Transmission Electron Microscope

The transmission electron microscope (TEM), was the very first type of EM developed and the primary EM used in diagnosis. It is an incredibly powerful microscope that works on the same principle as the light microscope, except photons are replaced by an electron beam. It can produce images at the nanoscale.

The electron beam is passed through the specimen at high speeds (transmission) which produce a high-resolution image. This produces a black and white 2D image that can be viewed via the screen.

Scanning Electron Microscope

The scanning electron microscope (SEM) has no relation to light microscopy and has a lower resolution than TEM. It can only produce an image of the specimen surface (topography), the main advantage of TEM is producing 3D images.
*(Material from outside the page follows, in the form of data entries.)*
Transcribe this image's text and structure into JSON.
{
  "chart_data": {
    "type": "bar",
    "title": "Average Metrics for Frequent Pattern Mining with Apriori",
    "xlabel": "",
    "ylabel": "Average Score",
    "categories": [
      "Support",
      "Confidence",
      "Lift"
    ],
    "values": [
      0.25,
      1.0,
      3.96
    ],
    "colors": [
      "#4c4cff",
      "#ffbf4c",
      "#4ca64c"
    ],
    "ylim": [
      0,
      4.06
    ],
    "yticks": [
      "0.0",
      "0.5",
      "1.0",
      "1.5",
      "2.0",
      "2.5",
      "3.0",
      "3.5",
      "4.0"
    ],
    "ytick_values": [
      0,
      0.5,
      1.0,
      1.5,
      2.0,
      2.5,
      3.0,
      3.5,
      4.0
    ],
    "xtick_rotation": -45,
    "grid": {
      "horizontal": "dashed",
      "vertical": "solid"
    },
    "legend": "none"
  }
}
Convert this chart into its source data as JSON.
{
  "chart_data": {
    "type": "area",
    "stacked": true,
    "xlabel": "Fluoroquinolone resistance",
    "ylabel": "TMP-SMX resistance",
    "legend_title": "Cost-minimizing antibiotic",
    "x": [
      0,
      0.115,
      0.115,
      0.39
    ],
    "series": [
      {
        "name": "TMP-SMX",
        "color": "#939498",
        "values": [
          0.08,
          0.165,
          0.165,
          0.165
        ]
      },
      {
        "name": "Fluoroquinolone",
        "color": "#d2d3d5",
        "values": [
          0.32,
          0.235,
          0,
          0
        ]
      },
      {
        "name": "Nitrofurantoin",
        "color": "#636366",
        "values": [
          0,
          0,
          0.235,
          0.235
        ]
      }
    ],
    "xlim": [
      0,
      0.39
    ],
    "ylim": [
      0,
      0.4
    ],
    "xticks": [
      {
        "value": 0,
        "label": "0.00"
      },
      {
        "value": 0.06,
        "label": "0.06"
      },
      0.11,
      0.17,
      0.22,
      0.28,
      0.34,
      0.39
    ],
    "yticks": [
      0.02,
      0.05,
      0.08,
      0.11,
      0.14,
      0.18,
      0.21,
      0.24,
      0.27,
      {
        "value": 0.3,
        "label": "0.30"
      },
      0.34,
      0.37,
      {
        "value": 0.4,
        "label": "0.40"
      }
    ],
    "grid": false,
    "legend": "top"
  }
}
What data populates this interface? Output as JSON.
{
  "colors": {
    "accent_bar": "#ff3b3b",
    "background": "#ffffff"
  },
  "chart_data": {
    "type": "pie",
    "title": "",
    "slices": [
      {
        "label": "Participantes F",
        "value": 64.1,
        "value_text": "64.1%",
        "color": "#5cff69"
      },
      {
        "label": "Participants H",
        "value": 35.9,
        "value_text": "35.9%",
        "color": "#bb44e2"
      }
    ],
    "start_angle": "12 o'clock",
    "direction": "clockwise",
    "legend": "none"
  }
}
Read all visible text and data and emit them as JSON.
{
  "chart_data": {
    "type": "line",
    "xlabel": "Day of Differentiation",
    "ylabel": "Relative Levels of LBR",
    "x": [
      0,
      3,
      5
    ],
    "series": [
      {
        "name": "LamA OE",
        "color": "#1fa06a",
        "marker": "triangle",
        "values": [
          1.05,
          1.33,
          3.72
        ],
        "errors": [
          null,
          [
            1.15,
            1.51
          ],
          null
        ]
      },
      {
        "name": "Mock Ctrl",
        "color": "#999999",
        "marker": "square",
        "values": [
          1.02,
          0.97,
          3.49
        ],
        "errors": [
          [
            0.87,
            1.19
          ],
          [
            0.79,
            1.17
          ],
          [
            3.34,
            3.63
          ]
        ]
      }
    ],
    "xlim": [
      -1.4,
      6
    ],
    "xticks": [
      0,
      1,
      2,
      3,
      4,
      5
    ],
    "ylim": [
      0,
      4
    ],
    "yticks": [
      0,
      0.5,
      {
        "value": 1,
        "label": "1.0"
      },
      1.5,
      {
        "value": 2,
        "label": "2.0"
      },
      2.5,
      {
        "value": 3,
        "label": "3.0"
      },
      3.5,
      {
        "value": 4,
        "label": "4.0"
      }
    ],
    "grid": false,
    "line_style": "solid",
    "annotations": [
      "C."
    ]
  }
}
The SEM microscope utilizes multiple solenoids which scan the surface of the specimen and the specimen reflects electrons back when irradiated with the electron beam.

The electrons are detected by converting energy into light-measured by a photomultiplier and the magnification can be increased by increasing the strength of the electron beam. The backscattered electrons give information of the subsurface and an image is produced.

Specimen processing for the SEM is highly specialized, firstly it is dried with alcohol, then soaked with liquid CO2, and the CO2 is converted into gas and slowly released. It is then sputter coated with a film of metal causing the specimen to become electrically conductive.